Stages of head and neck cancers

Head and neck cancers are staged by how localized or spread (metastasized) they are, abbreviated as T, N, or M:

  • Tumor (Stage T) – refers to the primary tumor and which adjacent tissues are involved. This is considered localized disease because it has not yet spread beyond the immediate area.
  • Node (Stage N) – refers to cancer having spread into the lymph nodes closest to the tumor. The lymph nodes are small structures that are part of the immune system. Since the lymph system has interconnected locations throughout the body, Stage N is often a precursor to more widespread disease.
  • Metastasis (Stage M) – refers to the cancer cells having spread to distant organs (e.g. lungs or liver) and bone. Once there, they can form tumors, often called “mets.”

Treating head and neck cancers is based on stage, and according to the National Cancer Institute, may include “surgery, radiation therapy, chemotherapy, targeted therapy, or a combination of treatments.”

Bone mets

Although the lungs are the site of most metastatic head and neck cancers, each type can invade one or more bones – though this is quite rare. A 2013 journal article reports that the most common skeletal sites are the “parietal bone of skull, shaft of humerus and femur, sacrum, and ribs.”
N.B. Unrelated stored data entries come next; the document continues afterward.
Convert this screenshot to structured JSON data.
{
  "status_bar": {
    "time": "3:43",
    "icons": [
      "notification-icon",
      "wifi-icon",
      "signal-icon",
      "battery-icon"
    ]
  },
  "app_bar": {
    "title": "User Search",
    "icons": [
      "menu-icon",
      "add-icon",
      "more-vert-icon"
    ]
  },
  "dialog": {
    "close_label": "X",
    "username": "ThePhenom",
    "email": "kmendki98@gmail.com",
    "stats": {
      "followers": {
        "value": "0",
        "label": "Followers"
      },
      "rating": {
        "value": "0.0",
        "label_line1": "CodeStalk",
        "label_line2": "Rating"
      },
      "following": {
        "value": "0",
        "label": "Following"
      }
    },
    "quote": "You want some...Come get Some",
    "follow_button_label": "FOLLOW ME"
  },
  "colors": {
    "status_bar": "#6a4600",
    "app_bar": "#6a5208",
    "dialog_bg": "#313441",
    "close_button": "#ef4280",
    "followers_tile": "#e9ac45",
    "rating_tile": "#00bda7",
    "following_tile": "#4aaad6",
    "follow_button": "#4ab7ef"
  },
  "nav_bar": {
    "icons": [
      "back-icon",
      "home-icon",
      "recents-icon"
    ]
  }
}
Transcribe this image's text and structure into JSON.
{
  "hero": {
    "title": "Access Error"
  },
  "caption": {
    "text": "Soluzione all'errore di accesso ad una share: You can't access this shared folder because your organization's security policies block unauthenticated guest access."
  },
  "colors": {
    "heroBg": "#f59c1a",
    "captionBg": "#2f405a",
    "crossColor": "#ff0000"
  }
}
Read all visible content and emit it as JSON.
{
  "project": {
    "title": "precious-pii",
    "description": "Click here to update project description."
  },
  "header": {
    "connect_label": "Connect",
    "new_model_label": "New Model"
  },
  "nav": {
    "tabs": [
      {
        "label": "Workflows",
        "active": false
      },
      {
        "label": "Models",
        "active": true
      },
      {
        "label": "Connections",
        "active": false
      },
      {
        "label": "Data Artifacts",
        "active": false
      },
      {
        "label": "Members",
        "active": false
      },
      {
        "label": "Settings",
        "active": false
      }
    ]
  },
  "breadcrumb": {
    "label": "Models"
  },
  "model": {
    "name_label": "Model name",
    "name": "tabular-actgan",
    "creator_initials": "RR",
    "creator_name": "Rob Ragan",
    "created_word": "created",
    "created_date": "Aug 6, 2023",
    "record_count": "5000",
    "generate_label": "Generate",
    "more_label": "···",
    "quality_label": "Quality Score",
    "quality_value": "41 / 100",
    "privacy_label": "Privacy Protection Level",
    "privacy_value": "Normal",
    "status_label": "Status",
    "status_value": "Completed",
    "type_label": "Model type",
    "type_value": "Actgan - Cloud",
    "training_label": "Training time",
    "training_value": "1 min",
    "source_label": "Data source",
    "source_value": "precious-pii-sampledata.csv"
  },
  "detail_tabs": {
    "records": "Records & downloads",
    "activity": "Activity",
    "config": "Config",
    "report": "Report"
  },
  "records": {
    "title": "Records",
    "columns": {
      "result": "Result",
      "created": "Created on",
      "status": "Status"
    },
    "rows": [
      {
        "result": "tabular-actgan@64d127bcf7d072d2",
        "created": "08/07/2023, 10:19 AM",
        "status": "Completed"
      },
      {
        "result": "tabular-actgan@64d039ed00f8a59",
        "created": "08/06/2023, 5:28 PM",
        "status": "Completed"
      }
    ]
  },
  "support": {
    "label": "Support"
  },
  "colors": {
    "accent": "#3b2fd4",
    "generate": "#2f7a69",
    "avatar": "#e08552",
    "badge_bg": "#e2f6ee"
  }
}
The first symptom of bone mets is usually severe bone pain, though fractures, spinal compression and elevated blood levels of calcium may also indicate bone mets from a head or neck cancer. Although the length of survival is shortened once bone mets are diagnosed, it is essential to preserve quality of life by treating the bone pain. This easing of pain is called palliative care. Medication may not be sufficient for palliation of bone pain. Surgery may not be indicated depending on the location of the lesion(s), and radiation is not immediately effective and not always durable. In addition, patients who have already been treated with radiation of the primary tumor may not be candidates for more radiation, depending on the location.

MRgFUS for painful bone mets

Fortunately, there is an innovative new treatment called MR-guided Focused Ultrasound (MRgFUS). Magnetic resonance imaging is a preferred method to detect and help diagnose bone mets. Once the lesion is confirmed by an MRI scan, doctors can plan the MRgFUS treatment. The treatment consists of noninvasive targeted delivery of ultrasound (sound waves) to the bone mets lesion. When the soundwaves are directed from several different directions to the lesion, they generate lethal heat at the point where they meet. This heat destroys (ablates) the metastatic bone tumor, and deadens the nerves that send pain messages to the brain.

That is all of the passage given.